Monday, June 27, 2011

Love Technology Style

Last weekend I attended a wedding, and it provoked a little thought. I found myself comparing the changes in love, marriage and of course, life in general with the addition of the internet and especially social media. I had never really pondered the implications in this context. I was fortunate enough to know my great-grandparents but never got to ask alot about them, which as an adult I truly regret. But my guess is they were much like other young loves back in those days. You knew the families in your town, if you were a guy, you found the farmer (within wagon distance) with several daughters and picked the one that appealed to you. She might not be the cutest one by our standards today but I'm sure she was greatly valued by her work ethic and broad hips.

Then your brother picked her sister and there was a town gathering and a picnic. You stayed married because that's what you did.
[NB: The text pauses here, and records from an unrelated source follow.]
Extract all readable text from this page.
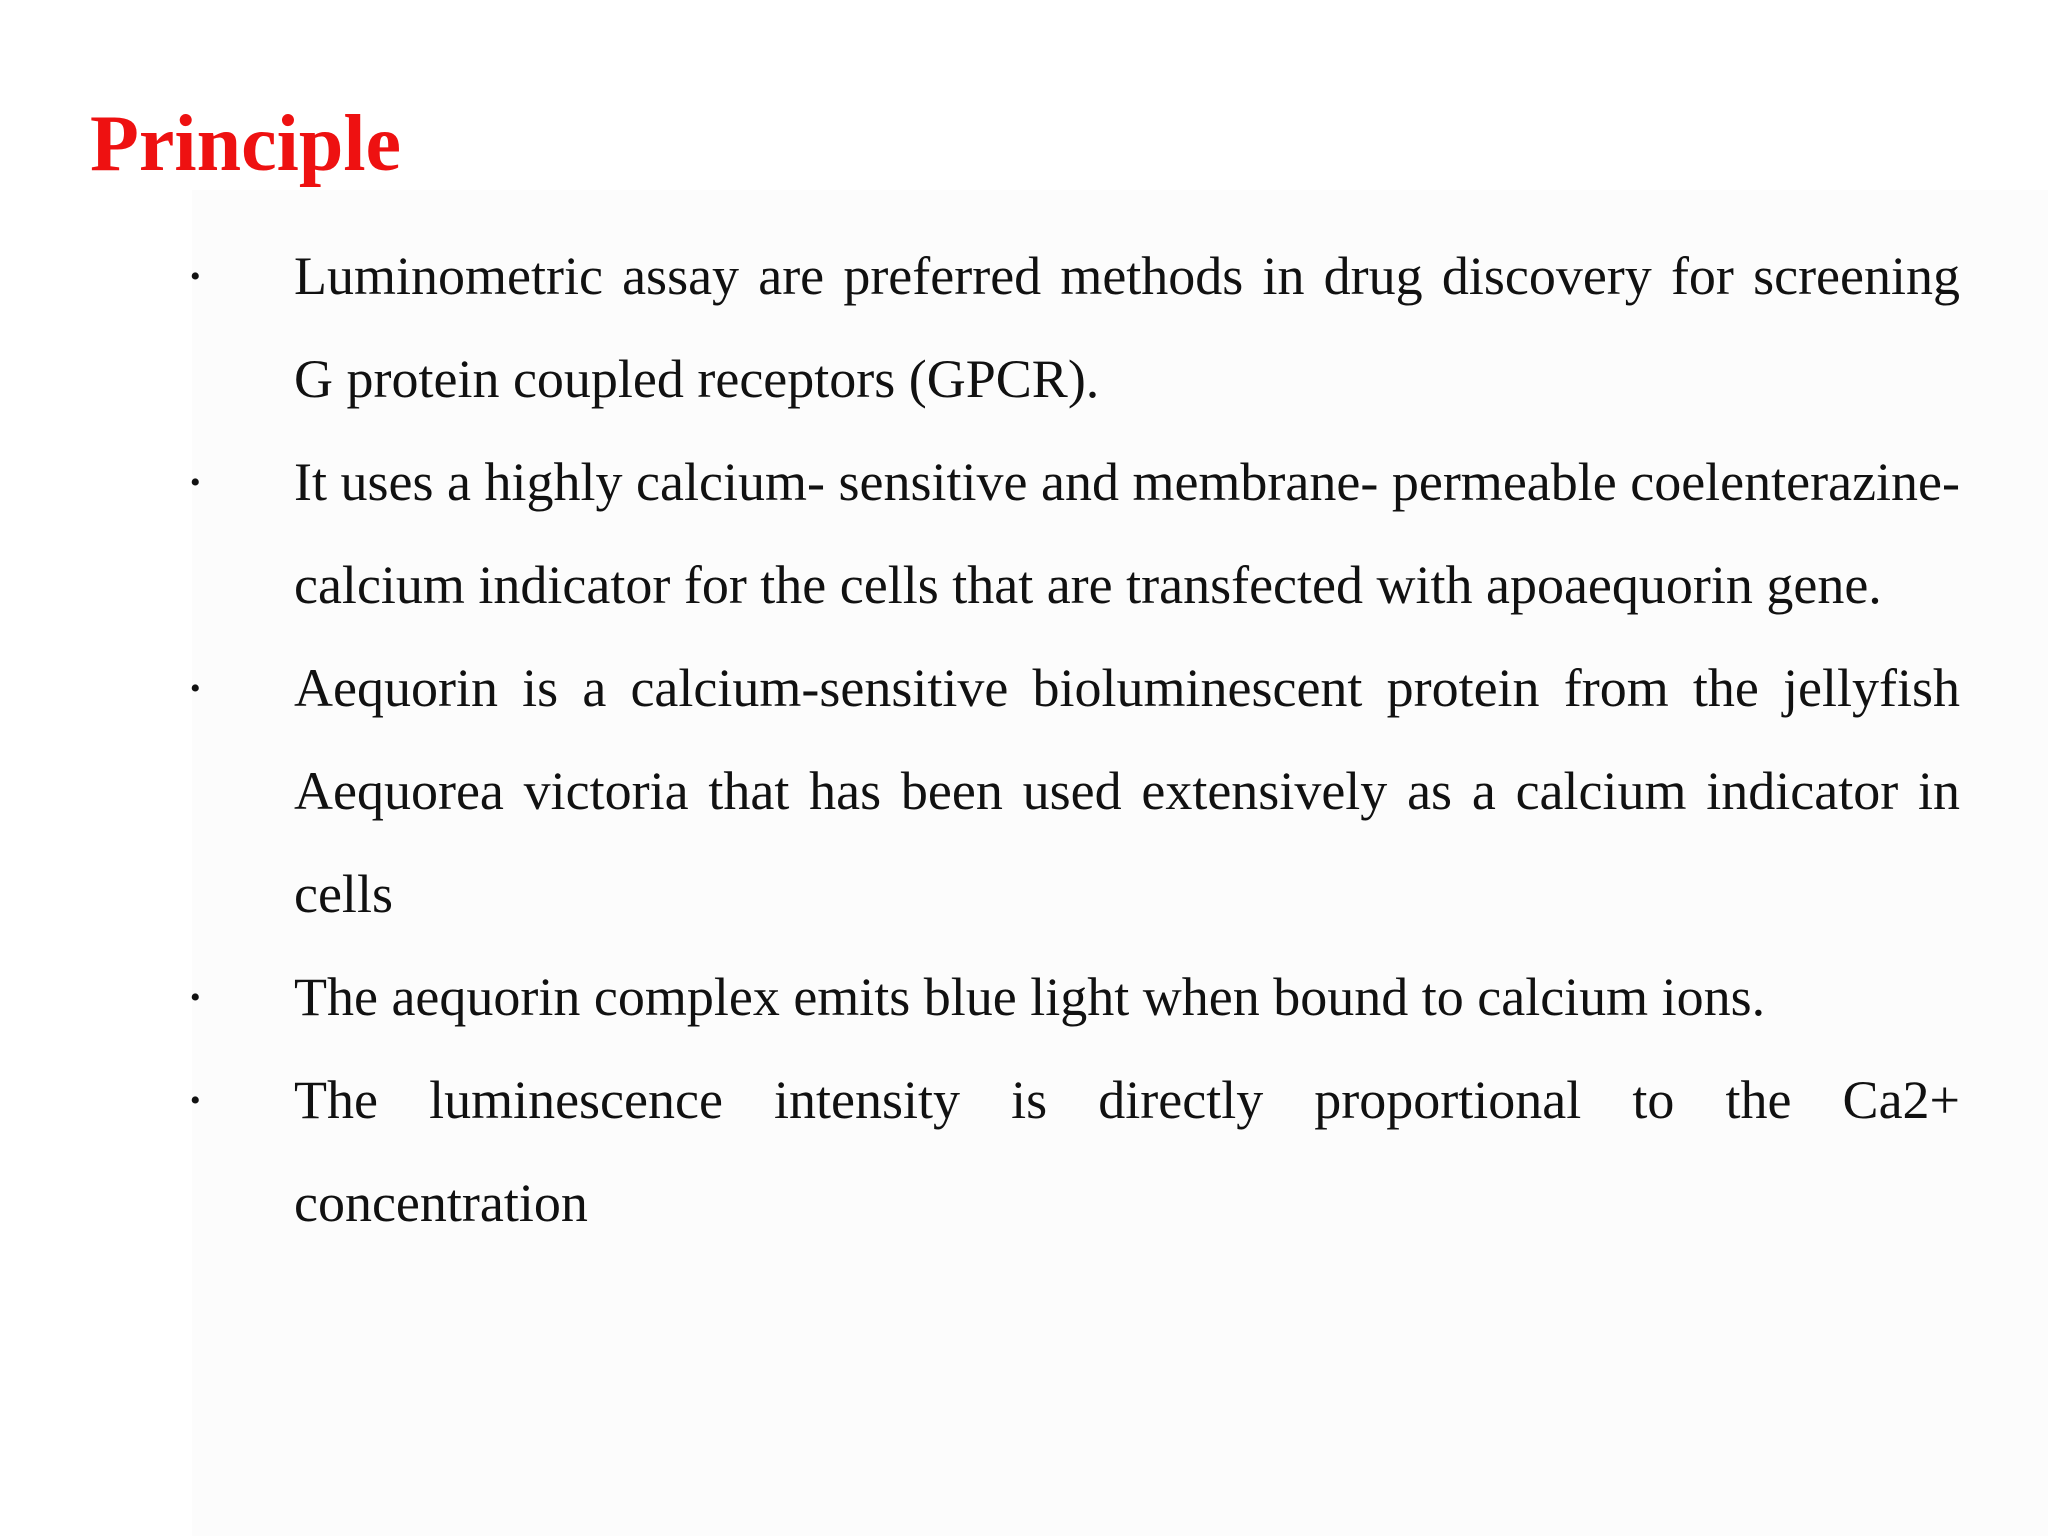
Principle
•	Luminometric assay are preferred methods in drug discovery for screening G protein coupled receptors (GPCR).
•	It uses a highly calcium- sensitive and membrane- permeable coelenterazine-calcium indicator for the cells that are transfected with apoaequorin gene.
•	Aequorin is a calcium-sensitive bioluminescent protein from the jellyfish Aequorea victoria that has been used extensively as a calcium indicator in cells
•	The aequorin complex emits blue light when bound to calcium ions.
•	The luminescence intensity is directly proportional to the Ca2+ concentration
Love? who knows, but commitment, yes.

Next generation, my grandparents.......the war, trains, and the postal service and the circle of possibility got a bit larger. Some met at colleges, and some when the boy came to a college town  and met a local girl, or when he went in to the service. The corresponded via snail mail and eventually they settled somewhere together. The focus shifted a bit to more of an emotional attraction rather than utilitarian companionship. And the commitment continued.

Fast forward a bit to my parents, again, many men went into the military or worked in their home towns, or as before went away to college. Many, as my parents, married before entry into the military, and I believe some of the reasoning was to know they had something at home while they were away. Stress factors increased and with the introduction of women's lib and the diminishing stigma on divorce, marriages started to deteriorate, all of the sudden women saw a chance to test their own wings and did. They were able to travel and meet people from many different places, they went out into the work force and suddenly found themselves spending more time with others than at home, heads turned, marriages crumbled. There was also a better way of communicating—the telephone.
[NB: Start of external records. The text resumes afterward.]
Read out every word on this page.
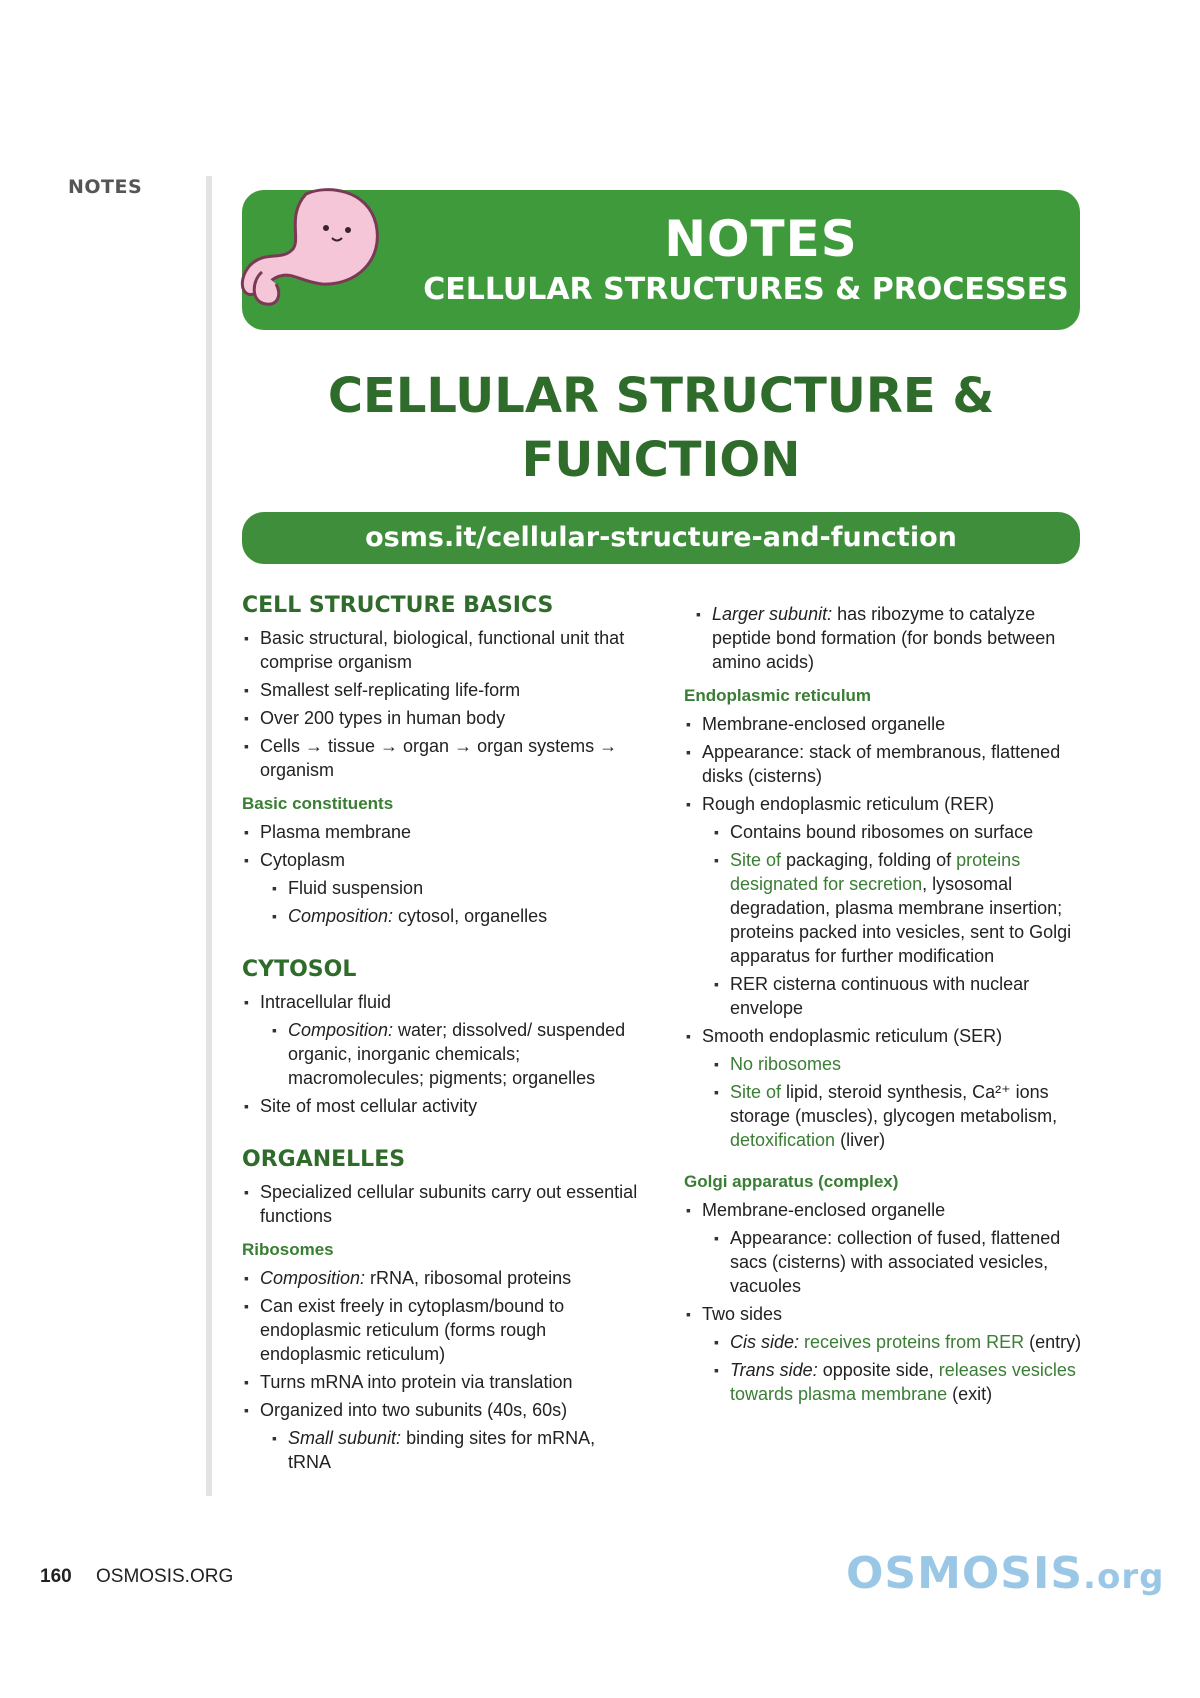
NOTES
NOTES
CELLULAR STRUCTURES & PROCESSES
CELLULAR STRUCTURE &
FUNCTION
osms.it/cellular-structure-and-function
CELL STRUCTURE BASICS
▪ Basic structural, biological, functional unit that comprise organism
▪ Smallest self-replicating life-form
▪ Over 200 types in human body
▪ Cells → tissue → organ → organ systems → organism
Basic constituents
▪ Plasma membrane
▪ Cytoplasm
▪ Fluid suspension
▪ Composition: cytosol, organelles
CYTOSOL
▪ Intracellular fluid
▪ Composition: water; dissolved/ suspended organic, inorganic chemicals; macromolecules; pigments; organelles
▪ Site of most cellular activity
ORGANELLES
▪ Specialized cellular subunits carry out essential functions
Ribosomes
▪ Composition: rRNA, ribosomal proteins
▪ Can exist freely in cytoplasm/bound to endoplasmic reticulum (forms rough endoplasmic reticulum)
▪ Turns mRNA into protein via translation
▪ Organized into two subunits (40s, 60s)
▪ Small subunit: binding sites for mRNA, tRNA
▪ Larger subunit: has ribozyme to catalyze peptide bond formation (for bonds between amino acids)
Endoplasmic reticulum
▪ Membrane-enclosed organelle
▪ Appearance: stack of membranous, flattened disks (cisterns)
▪ Rough endoplasmic reticulum (RER)
▪ Contains bound ribosomes on surface
▪ Site of packaging, folding of proteins designated for secretion, lysosomal degradation, plasma membrane insertion; proteins packed into vesicles, sent to Golgi apparatus for further modification
▪ RER cisterna continuous with nuclear envelope
▪ Smooth endoplasmic reticulum (SER)
▪ No ribosomes
▪ Site of lipid, steroid synthesis, Ca²⁺ ions storage (muscles), glycogen metabolism, detoxification (liver)
Golgi apparatus (complex)
▪ Membrane-enclosed organelle
▪ Appearance: collection of fused, flattened sacs (cisterns) with associated vesicles, vacuoles
▪ Two sides
▪ Cis side: receives proteins from RER (entry)
▪ Trans side: opposite side, releases vesicles towards plasma membrane (exit)
160 OSMOSIS.ORG	OSMOSIS.org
Now to today, wow, what a change, you can go anywhere in person and if you can't go, you just get on the internet. Chat rooms abound on any and every subject. Or you meet someone getting on plane, before the internet, it would be a lovely meeting and a nice memory, and if you didn't get an address or phone number, it was done. Now you can take that tidbit of information, race home and look them up, within minutes you probably have a way to contact them again. You can find them on facebook and manufacture "chance" meetings. In a way we are finding ways to manipulate fate, kismet, chance, serendipity, whatever you want to call it. There is also the whole other side of meeting and connecting via dating sites, letting a service match do the legwork and find your soul-mate, whether it be across the street or across the Atlantic.

Social media allows you to find that cute guy you pined over from the 8th grade on Facebook. Or you google your child's teacher you secretly had a crush on and find she/he has a blog and become a follower. And no wonder marriages are under such stress, now we not only imagine the grass is greener, we read about it on other's pages. There is also the whole other side of meeting and connecting via dating sites.

But the wedding I attended gave me hope, hope that maybe true love will win, the connection of the heart will prevail. That maybe we have turned the corner and are finding ways to use technology to become more connected to our love in the beginning and in turn, once again, remain connected and committed for life.